Load the CSV file, stations.csv, into the database table stations

In [None]:
connection.rollback()

query = """

Replace with your SQL

"""

cursor.execute(query)

connection.commit()

# 3.1.11 Load lines data into database table

Load the CSV file, lines.csv, into the database table lines


In [None]:
connection.rollback()

query = """

Replace with your SQL

"""

cursor.execute(query)

connection.commit()

# 3.1.12 Load travel_times data into database table

Load the CSV file, travel_times.csv, into the database table travel_times

In [None]:
connection.rollback()

query = """

Replace with your SQL

"""

cursor.execute(query)

connection.commit()

# 3.1.13 Verify the stations loaded correctly

Write a query to verify the stations loaded correctly

Select all columns and all rows from the table stations

Sort by station

Display the results in a Pandas data frame

The query should return 50 rows into a Pandas dataframe. The first and last rows should look similar to this: 

||station|latitude|longitude|transfer_time|
|---|---|---|---|---|
|0|12th Street|37.803608|-122.272006|282|
|...|...|...|...|...|
|49|West Oakland|37.8049|-122.2951|283|

In [None]:
rollback_before_flag = True
rollback_after_flag = True

query = """

Replace with your SQL

"""

my_select_query_pandas(query, rollback_before_flag, rollback_after_flag)

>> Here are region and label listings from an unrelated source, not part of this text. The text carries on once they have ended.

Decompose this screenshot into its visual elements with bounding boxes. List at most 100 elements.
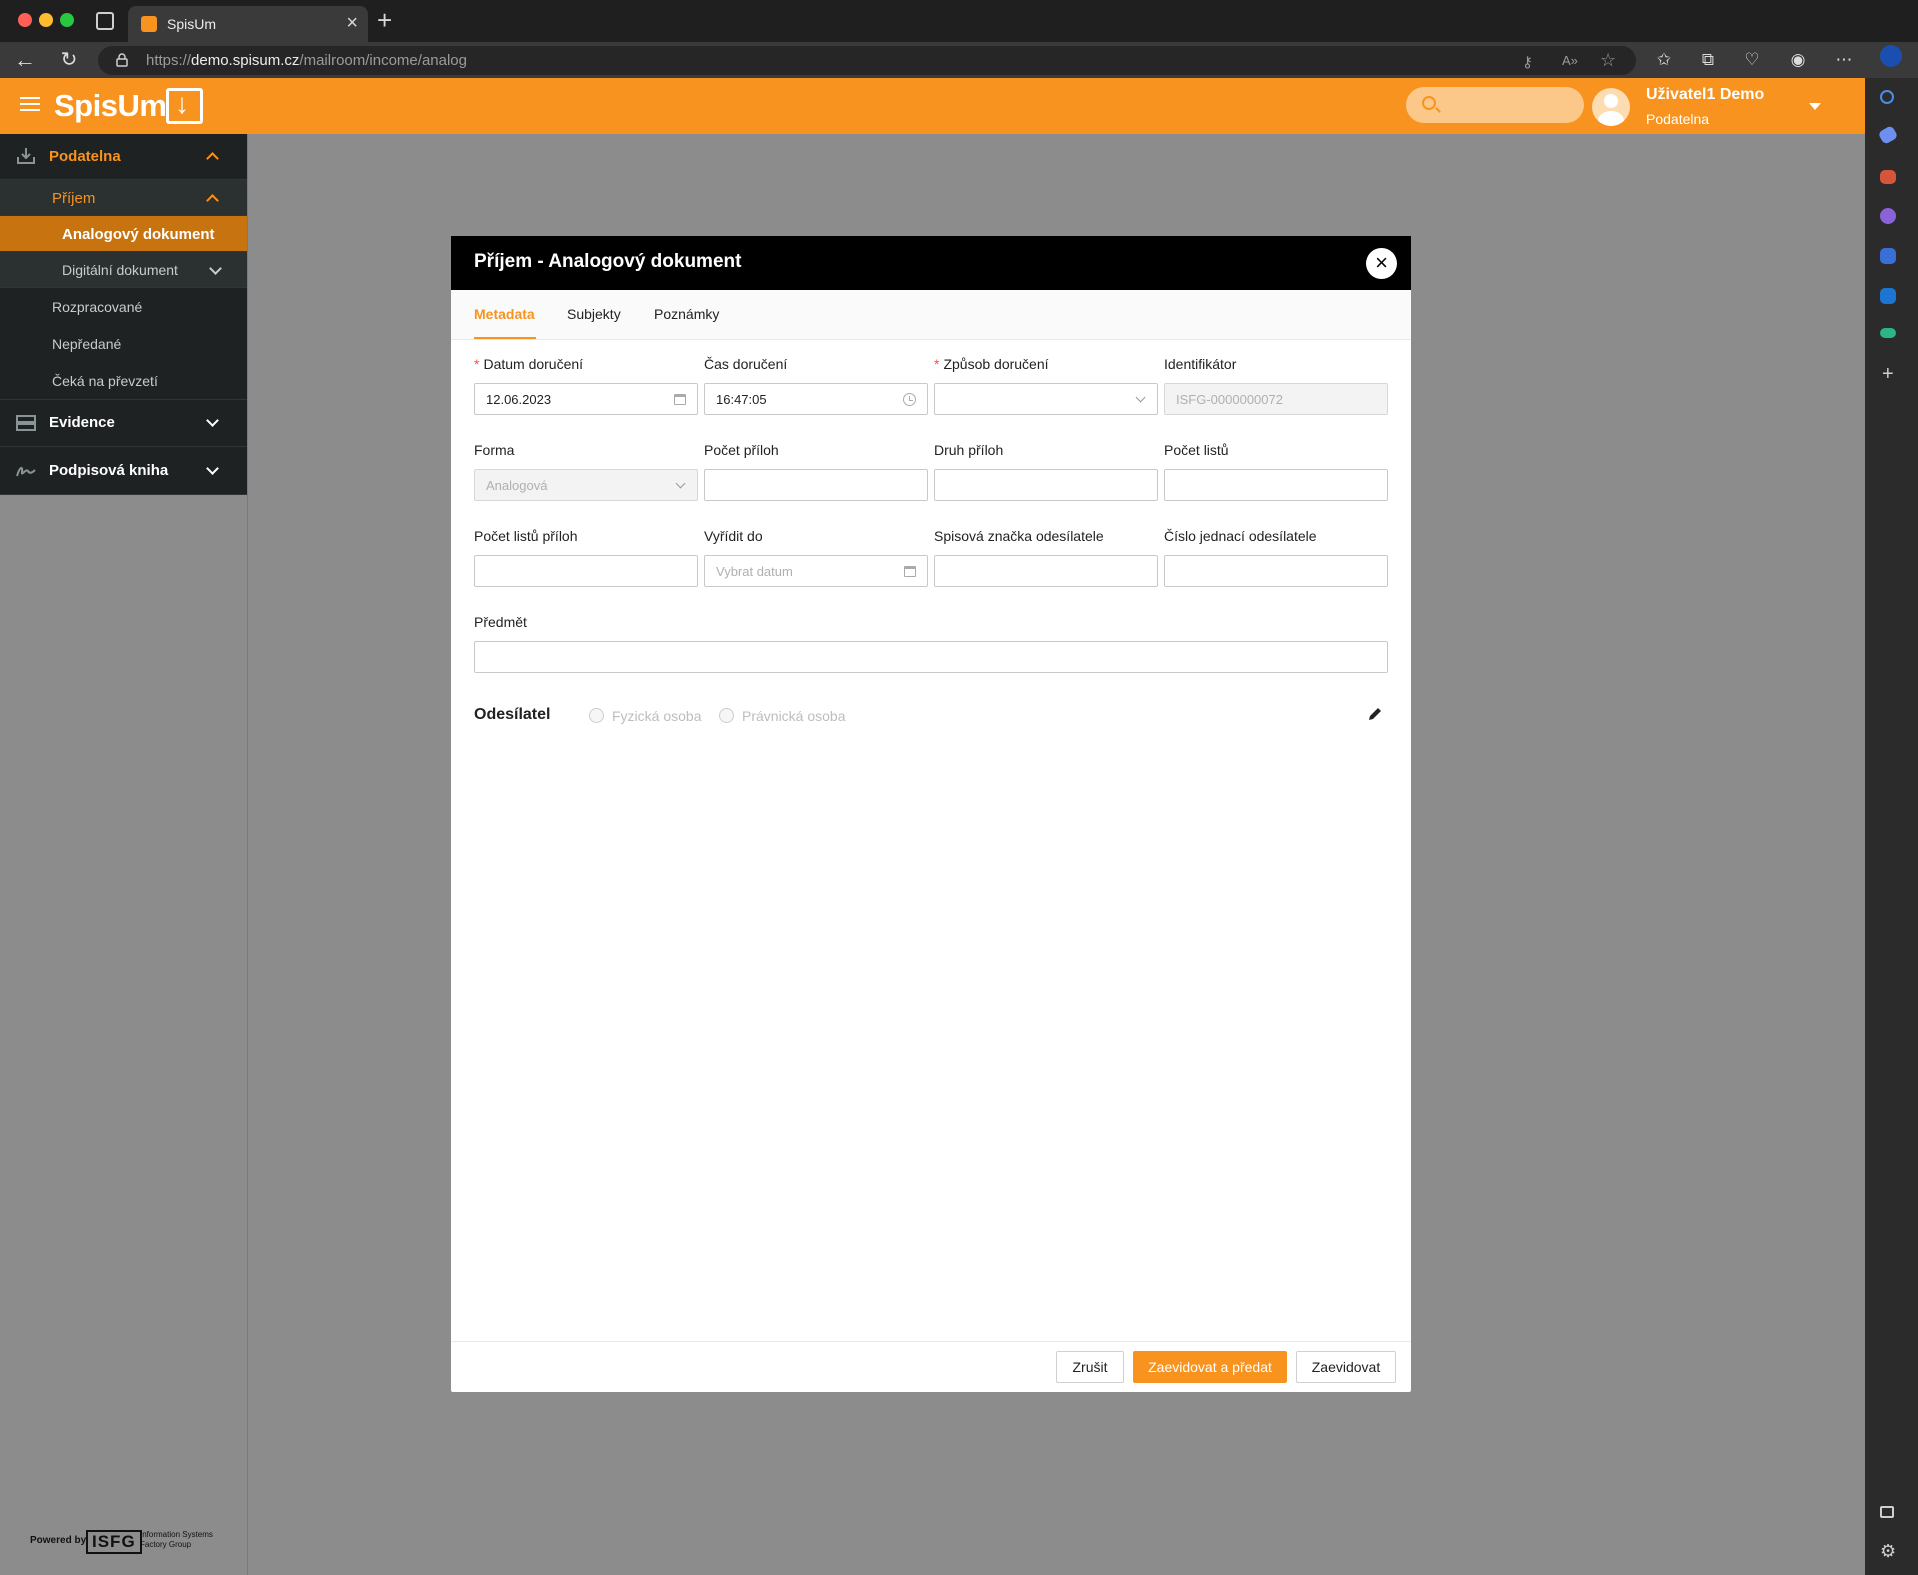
app-logo[interactable]: SpisUm [54, 88, 167, 124]
tools-icon[interactable] [1880, 170, 1896, 184]
cancel-button[interactable]: Zrušit [1056, 1351, 1124, 1383]
dialog-footer: Zrušit Zaevidovat a předat Zaevidovat [451, 1341, 1411, 1392]
pocet-priloh-field[interactable] [704, 469, 928, 501]
browser-tab[interactable]: SpisUm × [128, 6, 368, 42]
pocet-listu-field[interactable] [1164, 469, 1388, 501]
user-name[interactable]: Uživatel1 Demo [1646, 86, 1764, 104]
spisova-znacka-field[interactable] [934, 555, 1158, 587]
chevron-up-icon [206, 152, 219, 165]
performance-icon[interactable]: ♡ [1740, 48, 1764, 72]
sidebar: Podatelna Příjem Analogový dokument Digi… [0, 134, 248, 1575]
isfg-logo: ISFG [86, 1530, 142, 1554]
predmet-field[interactable] [474, 641, 1388, 673]
read-aloud-icon[interactable]: A» [1562, 53, 1578, 68]
maximize-window-button[interactable] [60, 13, 74, 27]
collections-icon[interactable]: ⧉ [1696, 48, 1720, 72]
new-tab-icon[interactable]: + [377, 6, 392, 34]
radio-pravnicka-osoba[interactable] [719, 708, 734, 723]
sidebar-item-evidence[interactable]: Evidence [0, 400, 247, 447]
zpusob-doruceni-label: * Způsob doručení [934, 356, 1049, 372]
sidebar-nav: Podatelna Příjem Analogový dokument Digi… [0, 134, 247, 495]
microsoft365-icon[interactable] [1880, 248, 1896, 264]
close-dialog-button[interactable]: × [1366, 248, 1397, 279]
cas-doruceni-field[interactable]: 16:47:05 [704, 383, 928, 415]
sidebar-item-ceka-na-prevzeti[interactable]: Čeká na převzetí [0, 362, 247, 400]
sidebar-item-podatelna[interactable]: Podatelna [0, 134, 247, 180]
sidebar-item-digitalni-dokument[interactable]: Digitální dokument [0, 252, 247, 288]
logo-download-icon [166, 88, 203, 124]
sidebar-item-rozpracovane[interactable]: Rozpracované [0, 288, 247, 325]
datum-doruceni-value: 12.06.2023 [486, 392, 552, 407]
tab-poznamky[interactable]: Poznámky [654, 306, 719, 322]
cislo-jednaci-label: Číslo jednací odesílatele [1164, 528, 1317, 544]
favorite-star-icon[interactable]: ☆ [1600, 50, 1616, 71]
cas-doruceni-value: 16:47:05 [716, 392, 767, 407]
clock-icon[interactable] [903, 393, 916, 406]
shopping-icon[interactable] [1877, 124, 1899, 146]
pocet-listu-priloh-label: Počet listů příloh [474, 528, 578, 544]
url-text: https://demo.spisum.cz/mailroom/income/a… [146, 52, 467, 69]
avatar[interactable] [1592, 88, 1630, 126]
odesilatel-title: Odesílatel [474, 706, 551, 723]
zpusob-doruceni-select[interactable] [934, 383, 1158, 415]
dialog-title: Příjem - Analogový dokument [474, 251, 742, 272]
archive-icon [16, 415, 36, 431]
sidebar-toggle-icon[interactable] [1880, 1506, 1894, 1518]
sidebar-item-label: Analogový dokument [62, 226, 215, 243]
edit-pencil-icon[interactable] [1367, 706, 1383, 722]
vyridit-do-field[interactable]: Vybrat datum [704, 555, 928, 587]
chevron-up-icon [206, 194, 219, 207]
forma-label: Forma [474, 442, 515, 458]
active-tab-indicator [474, 337, 536, 339]
minimize-window-button[interactable] [39, 13, 53, 27]
vyridit-do-label: Vyřídit do [704, 528, 763, 544]
pocet-priloh-label: Počet příloh [704, 442, 779, 458]
calendar-icon[interactable] [904, 566, 916, 577]
sidebar-item-neprdane[interactable]: Nepředané [0, 325, 247, 362]
close-window-button[interactable] [18, 13, 32, 27]
pocet-listu-priloh-field[interactable] [474, 555, 698, 587]
cislo-jednaci-field[interactable] [1164, 555, 1388, 587]
datum-doruceni-field[interactable]: 12.06.2023 [474, 383, 698, 415]
key-icon[interactable]: ⚷ [1522, 53, 1533, 71]
radio-fyzicka-osoba[interactable] [589, 708, 604, 723]
close-tab-icon[interactable]: × [346, 12, 358, 34]
druh-priloh-field[interactable] [934, 469, 1158, 501]
sidebar-item-podpisova-kniha[interactable]: Podpisová kniha [0, 447, 247, 495]
bing-icon[interactable] [1880, 45, 1902, 67]
sidebar-item-analogovy-dokument[interactable]: Analogový dokument [0, 216, 247, 252]
more-icon[interactable]: ⋯ [1832, 48, 1856, 72]
address-bar[interactable]: https://demo.spisum.cz/mailroom/income/a… [98, 46, 1636, 75]
favorites-icon[interactable]: ✩ [1652, 48, 1676, 72]
calendar-icon[interactable] [674, 394, 686, 405]
tab-subjekty[interactable]: Subjekty [567, 306, 621, 322]
search-icon[interactable] [1880, 90, 1894, 104]
tab-title: SpisUm [167, 16, 217, 32]
lock-icon [116, 53, 128, 67]
user-menu-caret-icon[interactable] [1809, 103, 1821, 110]
register-and-hand-over-button[interactable]: Zaevidovat a předat [1133, 1351, 1287, 1383]
menu-icon[interactable] [20, 97, 40, 111]
druh-priloh-label: Druh příloh [934, 442, 1004, 458]
tab-actions-icon[interactable] [96, 12, 114, 30]
cas-doruceni-label: Čas doručení [704, 356, 788, 372]
app-header: SpisUm Uživatel1 Demo Podatelna [0, 78, 1865, 134]
tab-metadata[interactable]: Metadata [474, 306, 535, 322]
predmet-label: Předmět [474, 614, 527, 630]
app-search-input[interactable] [1406, 87, 1584, 123]
register-button[interactable]: Zaevidovat [1296, 1351, 1396, 1383]
chevron-down-icon [206, 462, 219, 475]
profile-icon[interactable]: ◉ [1786, 48, 1810, 72]
refresh-icon[interactable]: ↻ [57, 48, 81, 72]
add-icon[interactable]: + [1882, 363, 1894, 386]
identifikator-value: ISFG-0000000072 [1176, 392, 1283, 407]
powered-by-label: Powered by [30, 1535, 87, 1546]
sidebar-item-label: Příjem [52, 190, 96, 207]
drop-icon[interactable] [1880, 328, 1896, 338]
games-icon[interactable] [1880, 208, 1896, 224]
radio-label-pravnicka-osoba: Právnická osoba [742, 708, 846, 724]
back-icon[interactable]: ← [13, 48, 37, 72]
outlook-icon[interactable] [1880, 288, 1896, 304]
sidebar-item-prijem[interactable]: Příjem [0, 180, 247, 216]
settings-gear-icon[interactable]: ⚙ [1880, 1541, 1896, 1562]
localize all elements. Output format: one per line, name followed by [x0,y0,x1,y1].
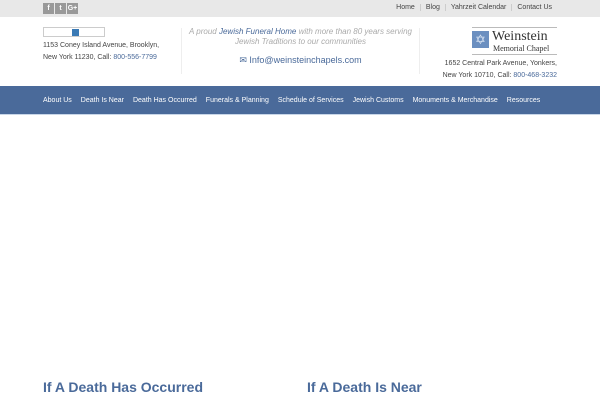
address-line: New York 11230, Call: [43,54,114,61]
address-line: New York 10710, Call: [442,72,514,79]
top-bar: f t G+ Home Blog Yahrzeit Calendar Conta… [0,0,600,17]
top-links: Home Blog Yahrzeit Calendar Contact Us [391,4,557,11]
top-link-home[interactable]: Home [391,4,420,11]
section-heading-death-near: If A Death Is Near [307,379,422,395]
star-of-david-icon: ✡ [472,31,489,48]
address-line: 1652 Central Park Avenue, Yonkers, [444,60,557,67]
brooklyn-address: 1153 Coney Island Avenue, Brooklyn, New … [43,40,159,64]
nav-jewish-customs[interactable]: Jewish Customs [353,97,404,104]
top-link-yahrzeit[interactable]: Yahrzeit Calendar [444,4,512,11]
main-nav: About Us Death Is Near Death Has Occurre… [0,86,600,115]
nav-schedule-of-services[interactable]: Schedule of Services [278,97,344,104]
twitter-icon[interactable]: t [55,3,66,14]
facebook-icon[interactable]: f [43,3,54,14]
address-line: 1153 Coney Island Avenue, Brooklyn, [43,42,160,49]
nav-death-is-near[interactable]: Death Is Near [81,97,124,104]
email-link[interactable]: ✉ Info@weinsteinchapels.com [183,55,418,66]
tagline: A proud Jewish Funeral Home with more th… [183,27,418,47]
tagline-text: Jewish Traditions to our communities [234,37,366,46]
envelope-icon: ✉ [239,55,250,65]
section-heading-death-occurred: If A Death Has Occurred [43,379,204,395]
tagline-link[interactable]: Jewish Funeral Home [219,27,296,36]
search-input[interactable] [43,27,105,37]
top-link-contact[interactable]: Contact Us [511,4,557,11]
search-icon[interactable] [72,29,79,36]
brooklyn-phone-link[interactable]: 800-556-7799 [113,54,157,61]
email-text[interactable]: Info@weinsteinchapels.com [249,55,361,65]
top-link-blog[interactable]: Blog [419,4,445,11]
nav-monuments-merchandise[interactable]: Monuments & Merchandise [413,97,498,104]
yonkers-phone-link[interactable]: 800-468-3232 [513,72,557,79]
yonkers-address: 1652 Central Park Avenue, Yonkers, New Y… [443,58,557,82]
tagline-text: with more than 80 years serving [296,27,412,36]
tagline-text: A proud [189,27,219,36]
nav-about-us[interactable]: About Us [43,97,72,104]
nav-death-has-occurred[interactable]: Death Has Occurred [133,97,197,104]
nav-funerals-planning[interactable]: Funerals & Planning [206,97,269,104]
divider [181,28,182,74]
nav-resources[interactable]: Resources [507,97,540,104]
google-plus-icon[interactable]: G+ [67,3,78,14]
logo[interactable]: ✡ Weinstein Memorial Chapel [472,27,557,55]
logo-subname: Memorial Chapel [493,44,550,53]
divider [419,28,420,74]
logo-name: Weinstein [492,29,548,44]
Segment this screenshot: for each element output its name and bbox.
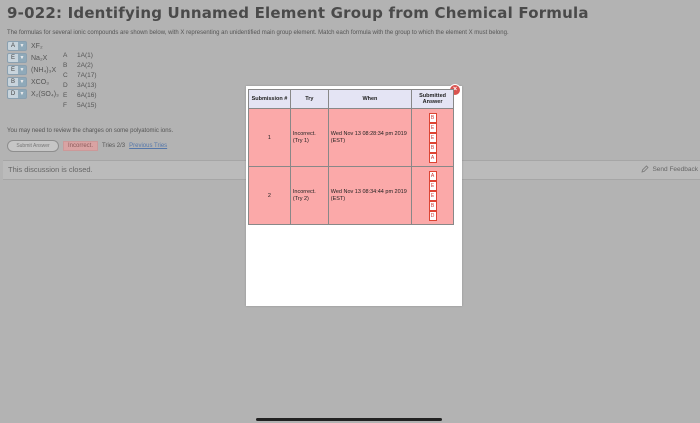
answer-select[interactable]: B ▼ [7, 77, 27, 87]
submit-button[interactable]: Submit Answer [7, 140, 59, 152]
answer-letter: E [428, 180, 437, 191]
table-row: 2 Incorrect. (Try 2) Wed Nov 13 08:34:44 … [248, 166, 454, 225]
answer-select[interactable]: D ▼ [7, 89, 27, 99]
answer-select[interactable]: A ▼ [7, 41, 27, 51]
page-title: 9-022: Identifying Unnamed Element Group… [7, 4, 589, 22]
formula-text: XF₂ [31, 42, 43, 50]
answer-letter: D [428, 210, 437, 221]
group-item: B 2A(2) [63, 62, 97, 72]
group-item: F 5A(15) [63, 102, 97, 112]
group-name: 2A(2) [77, 62, 93, 69]
group-letter: A [63, 52, 68, 59]
group-letter: B [63, 62, 68, 69]
answer-cell: A E E B D [411, 166, 454, 225]
formula-row: D ▼ X₂(SO₄)₃ [7, 88, 59, 100]
group-name: 1A(1) [77, 52, 93, 59]
previous-tries-link[interactable]: Previous Tries [129, 143, 167, 149]
formula-text: (NH₄)₃X [31, 66, 57, 74]
group-name: 7A(17) [77, 72, 97, 79]
chevron-down-icon: ▼ [19, 67, 25, 73]
selected-value: E [8, 66, 18, 74]
previous-tries-modal: × Submission # Try When Submitted Answer… [246, 84, 462, 306]
chevron-down-icon: ▼ [19, 43, 25, 49]
formula-row: A ▼ XF₂ [7, 40, 59, 52]
selected-value: D [8, 90, 18, 98]
hint-text: You may need to review the charges on so… [7, 128, 174, 134]
send-feedback-label: Send Feedback [652, 165, 698, 173]
group-item: A 1A(1) [63, 52, 97, 62]
selected-value: B [8, 78, 18, 86]
formula-list: A ▼ XF₂ E ▼ Na₂X E ▼ (NH₄)₃X B ▼ XCO₃ D ▼ X₂(… [7, 40, 59, 100]
group-item: D 3A(13) [63, 82, 97, 92]
answer-letter: E [428, 132, 437, 143]
when-cell: Wed Nov 13 08:28:34 pm 2019 (EST) [327, 108, 413, 167]
answer-letter: A [428, 152, 437, 163]
formula-text: Na₂X [31, 54, 48, 62]
column-header-try: Try [289, 89, 329, 109]
formula-text: X₂(SO₄)₃ [31, 90, 59, 98]
group-letter: F [63, 102, 67, 109]
group-letter: D [63, 82, 68, 89]
group-item: E 6A(16) [63, 92, 97, 102]
chevron-down-icon: ▼ [19, 79, 25, 85]
selected-value: A [8, 42, 18, 50]
formula-row: B ▼ XCO₃ [7, 76, 59, 88]
chevron-down-icon: ▼ [19, 91, 25, 97]
answer-cell: B E E B A [411, 108, 454, 167]
answer-select[interactable]: E ▼ [7, 53, 27, 63]
try-cell: Incorrect. (Try 1) [289, 108, 329, 167]
send-feedback-link[interactable]: Send Feedback [641, 165, 698, 173]
group-letter: C [63, 72, 68, 79]
group-letter: E [63, 92, 68, 99]
when-cell: Wed Nov 13 08:34:44 pm 2019 (EST) [327, 166, 413, 225]
group-name: 5A(15) [77, 102, 97, 109]
try-number: (Try 1) [292, 137, 309, 144]
discussion-closed-text: This discussion is closed. [8, 165, 93, 174]
group-name: 3A(13) [77, 82, 97, 89]
column-header-submission: Submission # [248, 89, 291, 109]
try-status: Incorrect. [292, 130, 316, 137]
answer-select[interactable]: E ▼ [7, 65, 27, 75]
try-number: (Try 2) [292, 195, 309, 202]
tries-count: Tries 2/3 [102, 143, 126, 149]
formula-row: E ▼ (NH₄)₃X [7, 64, 59, 76]
submission-number: 1 [248, 108, 291, 167]
pencil-icon [641, 165, 650, 173]
answer-letter: B [428, 112, 437, 123]
action-bar: Submit Answer Incorrect. Tries 2/3 Previ… [7, 140, 167, 152]
submission-number: 2 [248, 166, 291, 225]
selected-value: E [8, 54, 18, 62]
instructions-text: The formulas for several ionic compounds… [7, 30, 509, 36]
group-list: A 1A(1) B 2A(2) C 7A(17) D 3A(13) E 6A(16) F 5… [63, 52, 97, 112]
formula-row: E ▼ Na₂X [7, 52, 59, 64]
group-item: C 7A(17) [63, 72, 97, 82]
home-indicator [256, 418, 442, 421]
table-row: 1 Incorrect. (Try 1) Wed Nov 13 08:28:34 … [248, 108, 454, 167]
answer-letter: E [428, 122, 437, 133]
group-name: 6A(16) [77, 92, 97, 99]
result-badge: Incorrect. [63, 141, 99, 151]
column-header-when: When [327, 89, 413, 109]
formula-text: XCO₃ [31, 78, 50, 86]
answer-letter: A [428, 170, 437, 181]
column-header-answer: Submitted Answer [411, 89, 454, 109]
answer-letter: E [428, 190, 437, 201]
answer-letter: B [428, 200, 437, 211]
try-cell: Incorrect. (Try 2) [289, 166, 329, 225]
try-status: Incorrect. [292, 188, 316, 195]
submission-table: Submission # Try When Submitted Answer 1… [248, 89, 454, 225]
answer-letter: B [428, 142, 437, 153]
chevron-down-icon: ▼ [19, 55, 25, 61]
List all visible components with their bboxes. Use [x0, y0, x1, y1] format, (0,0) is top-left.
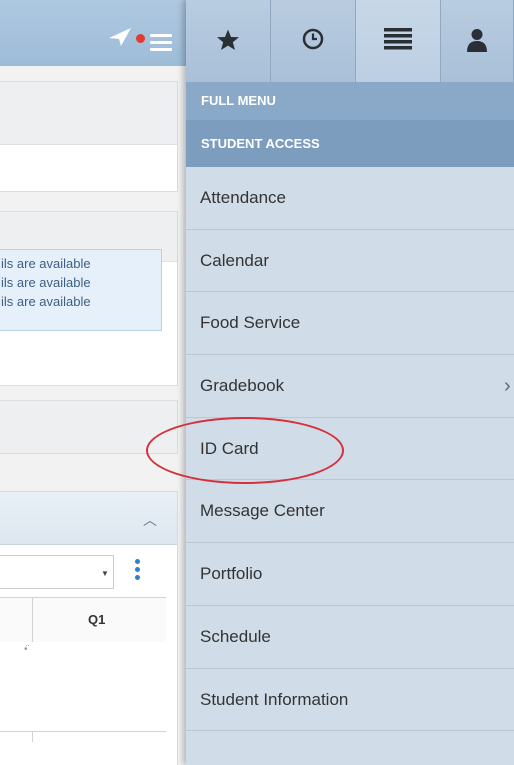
hamburger-menu-icon[interactable]	[150, 34, 172, 52]
send-icon[interactable]	[107, 26, 133, 48]
menu-item-label: Food Service	[200, 313, 301, 333]
info-line: ils are available	[1, 294, 91, 309]
menu-item-label: ID Card	[200, 438, 259, 458]
grid-header-row	[0, 597, 166, 643]
tab-full-menu[interactable]	[356, 0, 441, 82]
menu-item-label: Gradebook	[200, 376, 285, 396]
chevron-right-icon: ›	[504, 375, 511, 398]
slide-out-menu: FULL MENU STUDENT ACCESS Attendance Cale…	[186, 0, 514, 765]
menu-item-student-information[interactable]: Student Information	[186, 669, 514, 732]
kebab-menu-icon[interactable]	[135, 559, 141, 583]
caret-down-icon: ▼	[101, 569, 109, 578]
tab-account[interactable]	[441, 0, 514, 82]
menu-item-food-service[interactable]: Food Service	[186, 292, 514, 356]
info-box: ils are available ils are available ils …	[0, 249, 162, 331]
person-icon	[467, 29, 487, 52]
menu-item-label: Message Center	[200, 501, 325, 521]
info-line: ils are available	[1, 275, 91, 290]
info-line: ils are available	[1, 256, 91, 271]
tab-favorites[interactable]	[186, 0, 271, 82]
menu-item-message-center[interactable]: Message Center	[186, 480, 514, 544]
star-icon	[217, 29, 239, 50]
full-menu-header: FULL MENU	[186, 82, 514, 120]
menu-item-schedule[interactable]: Schedule	[186, 606, 514, 669]
clock-icon	[302, 28, 324, 50]
menu-item-id-card[interactable]: ID Card	[186, 418, 514, 481]
term-select[interactable]	[0, 555, 114, 589]
select-row: ▼	[0, 545, 177, 597]
menu-item-label: Student Information	[200, 689, 349, 709]
panel-4-header[interactable]: ︿	[0, 492, 177, 545]
menu-tab-bar	[186, 0, 514, 82]
section-header-student-access: STUDENT ACCESS	[186, 120, 514, 167]
menu-item-gradebook[interactable]: Gradebook ›	[186, 355, 514, 418]
menu-item-label: Schedule	[200, 626, 271, 646]
menu-item-label: Portfolio	[200, 564, 263, 584]
left-panel-3[interactable]	[0, 400, 178, 454]
menu-item-attendance[interactable]: Attendance	[186, 167, 514, 230]
left-panel-4: ︿ ▼ Q1 •̈	[0, 491, 178, 765]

# 3.1.14 Verify the lines loaded correctly

Write a query to verify the lines loaded correctly

Select all columns and all rows from the table lines

Sort by lines, sequence

Display the results in a Pandas data frame

The query should return 114 rows into a Pandas dataframe. The first and last rows should look similar to this: 

||line|sequence|station|
|---|---|---|---|
|0|blue|1|Dublin|
|...|...|...|...|
|113|yellow|27|SFO|

In [None]:
rollback_before_flag = True
rollback_after_flag = True

query = """

Replace with your SQL

"""

my_select_query_pandas(query, rollback_before_flag, rollback_after_flag)

# 3.1.15 Verify the travel times loaded correctly

Write a query to verify the travel times loaded correctly 

Select all columns and all rows from the travel_times

Sort by station_1, station_2

Display the results in a Pandas data frame

The query should return 51 rows into a Pandas dataframe. The first and last rows should look similar to this: 

||station_1|station_2|travel_time|
|---|---|---|---|
|0|12th Street|19th Street|120|
|...|...|...|...|
|50|South Hayward|Union City|300|

In [None]:
rollback_before_flag = True
rollback_after_flag = True

query = """

Replace with your SQL

"""

my_select_query_pandas(query, rollback_before_flag, rollback_after_flag)